I wonder whether the stability of acetoacetyl-CoA might be improved by using pH 7.0 instead of 8.0.

Good afternoon dear, acetoacetyl-CoA was very important for brain, so it's must be with a special conditions such as temperature 37, Ph 7.

I tested different ph for my assay and figured basic ph worked better 8.0 or 8.4. The enzyme activity is important too. I had low detergent for solubility too. I think it was 0.1% triton.

I wonder whether you are noticing basic issues and not very specific ones.  I will list them in no particular order and I hope the list will help

- why NADH instead of NADPH?

- Buffer (Tris) is the right one according to literature ?

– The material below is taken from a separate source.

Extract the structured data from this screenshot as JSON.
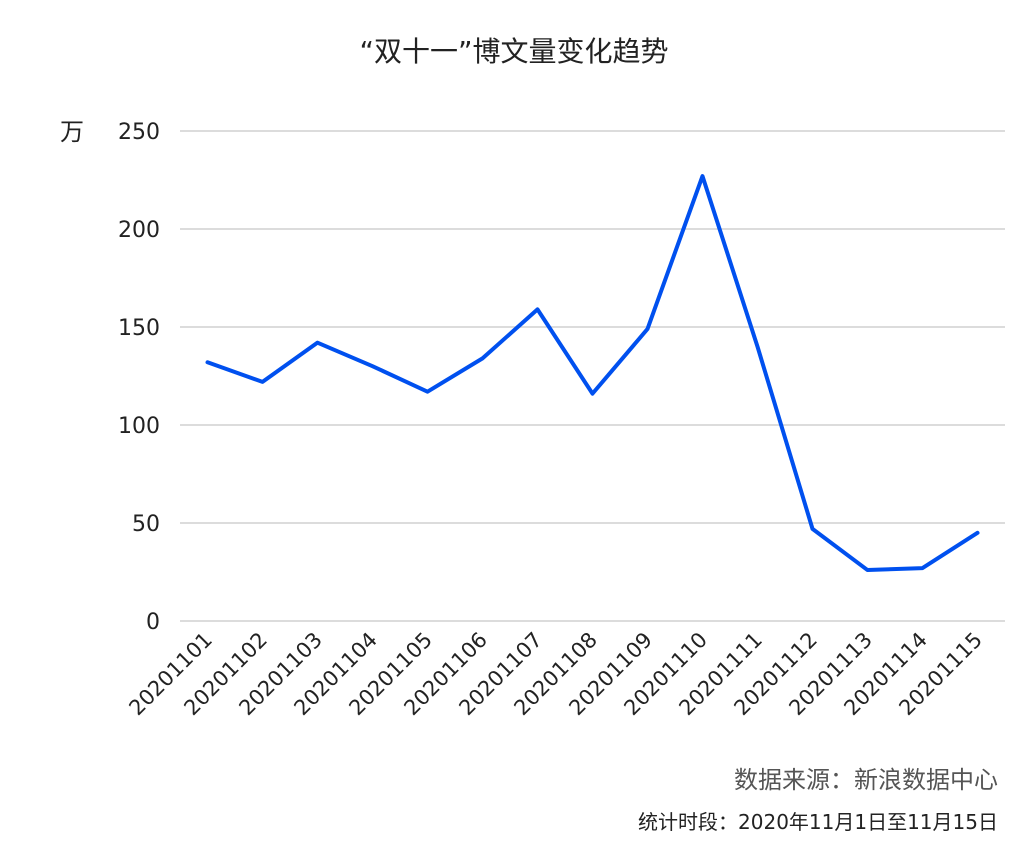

- AcetoacetylCoa makes anything strange if solved in tris and with NADPH? I Assume that you buy it from a "good" vendor and nothing happens in Tris plus NADPH, i.e. no unstability should be noticed when you mix these two compounds in the appropriate inert buffer the absence of any cell extract.

- If everything above goes well  you should be careful with the extract you use from Polyphosphate-accumulating organisms. First of all you must remove all small compounds from the extract (use a PD10 dessalting column) and be sure you use the fraction in which the reductase should be in these organisms (not familiar to me)

- If still you notice strange things please tell details and with these new details I may have more suggestions .

Thanks everyone for your suggestions! I tried the enzymatic assay at pH of 7.0 and 8.0. However, 8.0 showed less degradation than 7.0. Measuring at 30°C seemed to have improved the AcAcCoA stability.